Friday, Nov. 30, 1962

A Head Start on Humanity

About ten miles from France's ultramodern atomic-energy center at Marcoule, and half a mile from the big Donzere-Mondragon electric power dam on the Rhone River, is a dilapidated farm that seems right out of the Middle Ages. The sprawling, tile-roofed stone house has neither hot water nor electricity. The men and women who inhabit it dress in monkish white costumes woven on their own looms, and advertise their faith by wearing wooden crosses on their breasts. They eat simple, vegetarian meals of food grown in the dry, sandy soil that they work with handmade tools. Five times a day they pause in their labor for prayers.

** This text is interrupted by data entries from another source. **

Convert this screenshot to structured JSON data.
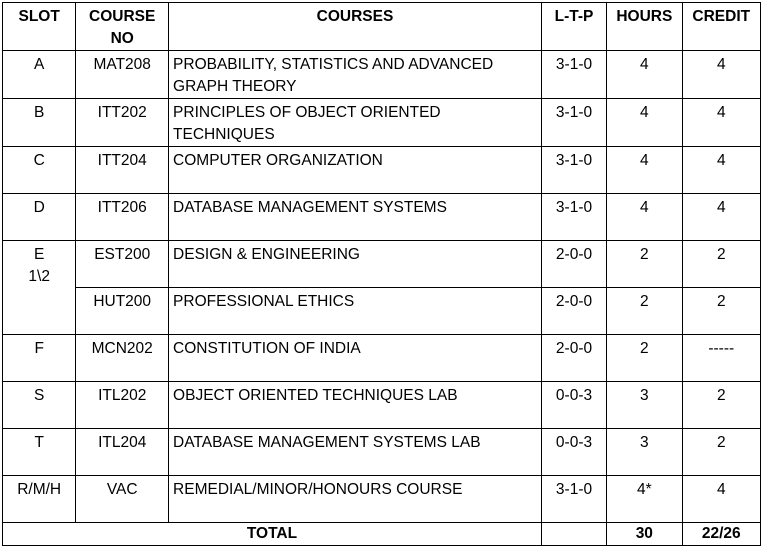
{
  "headers": {
    "slot": "SLOT",
    "course_no_line1": "COURSE",
    "course_no_line2": "NO",
    "courses": "COURSES",
    "ltp": "L-T-P",
    "hours": "HOURS",
    "credit": "CREDIT"
  },
  "rows": [
    {
      "slot": "A",
      "no": "MAT208",
      "course": "PROBABILITY, STATISTICS AND ADVANCED GRAPH THEORY",
      "ltp": "3-1-0",
      "hours": "4",
      "credit": "4"
    },
    {
      "slot": "B",
      "no": "ITT202",
      "course": "PRINCIPLES OF OBJECT ORIENTED TECHNIQUES",
      "ltp": "3-1-0",
      "hours": "4",
      "credit": "4"
    },
    {
      "slot": "C",
      "no": "ITT204",
      "course": "COMPUTER ORGANIZATION",
      "ltp": "3-1-0",
      "hours": "4",
      "credit": "4"
    },
    {
      "slot": "D",
      "no": "ITT206",
      "course": "DATABASE MANAGEMENT SYSTEMS",
      "ltp": "3-1-0",
      "hours": "4",
      "credit": "4"
    },
    {
      "slot_line1": "E",
      "slot_line2": "1\\2",
      "no": "EST200",
      "course": "DESIGN & ENGINEERING",
      "ltp": "2-0-0",
      "hours": "2",
      "credit": "2"
    },
    {
      "no": "HUT200",
      "course": "PROFESSIONAL ETHICS",
      "ltp": "2-0-0",
      "hours": "2",
      "credit": "2"
    },
    {
      "slot": "F",
      "no": "MCN202",
      "course": "CONSTITUTION OF INDIA",
      "ltp": "2-0-0",
      "hours": "2",
      "credit": "-----"
    },
    {
      "slot": "S",
      "no": "ITL202",
      "course": "OBJECT ORIENTED TECHNIQUES LAB",
      "ltp": "0-0-3",
      "hours": "3",
      "credit": "2"
    },
    {
      "slot": "T",
      "no": "ITL204",
      "course": "DATABASE MANAGEMENT SYSTEMS LAB",
      "ltp": "0-0-3",
      "hours": "3",
      "credit": "2"
    },
    {
      "slot": "R/M/H",
      "no": "VAC",
      "course": "REMEDIAL/MINOR/HONOURS COURSE",
      "ltp": "3-1-0",
      "hours": "4*",
      "credit": "4"
    }
  ],
  "total": {
    "label": "TOTAL",
    "hours": "30",
    "credit": "22/26"
  }
}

Medieval playacting? The dedicated "companions" who make up the Laboring Order of the Ark are convinced that their ascetic, antimodern life is the only way that the principles of the Sermon on the Mount can conscientiously be carried out. Oddly enough, the inspiration for this attitude does not come directly from Christ but from the patron saint of modern India, Mohandas Gandhi. "Nowhere have I encountered a political, social, economic and practical doctrine which in my opinion conforms more to Christ's teachings than Gandhi's," says Joseph Lanza del Vasto, 61, the white-bearded, mystical founder and patriarch of the Ark.

Six Years of Wandering. Lanza, often called "the Gandhi of Europe." is a Sicilian-born nobleman who can trace his family history to Emperors of the Holy

Roman Empire. He was raised a Roman Catholic, lost his faith while in his teens, and regained it at the age of 30, after he received a doctorate in philosophy from Pisa University. Lanza wandered through Europe and the Near East for six years as a self-styled vagabond, finally arriving in India in 1936. Gandhi accepted him as a disciple and nicknamed him Shantidas (servant of peace). Lanza spent 18 months studying with Gandhi, returned to France to marry and write poetry. "When one doesn't have an automobile, one gets interested in poetry," he says. Gandhi believed that India should reject industrial progress, with its dehumanizing labor-saving machinery, and make itself a nation of small, self-sufficient communities plying the simple trades of farm and field. Convinced that this was a plausible ideal for Christian countries, Lanza in 1954 organized a few like-minded friends into a community on a 100-acre farm that his wife's family owned near the Rhone River. Starting with three families, the Ark's community now has 63 followers. Within France, the movement has gained widespread, respectful attention; one of Lanza's books on his experiences with Gandhi has sold 300,000 copies. A record of medieval troubadour ballads sung by several of the companions won France's Grand Prix du Disque in 1959.

"Natural, Peaceful, Wise." Although all but one of Lanza's current companions are Roman Catholics, the Ark has no official connection with that church, and membership is open to anyone who believes in God. The 20 permanent adult members of the community have taken vows, and live under an oath of poverty. Husbands and wives live together, are primarily responsible for the education of their children. In imitation of Gandhi, the members of the community begin their day with yoga-like exercises, practice an ardent pacifism. They have joined in sitdown strikes at the Marcoule atomic-energy plant, demonstrated against the detention camps set up for F.L.N. supporters during the Algerian war.

Lanza knows that the Companions of the Ark are turning their backs on the times, but he believes that it is the times, and not the companions, that are out of joint. "The crowding together of masses of people in uninhabitable big cities will, sooner or later, provoke a return to the country," he says. "The survivors of cataclysms soon to come, caused by the hand of man, will oblige humanity to regroup itself for a simple, natural, peaceful and wise life. So we shall have had a head start on humanity."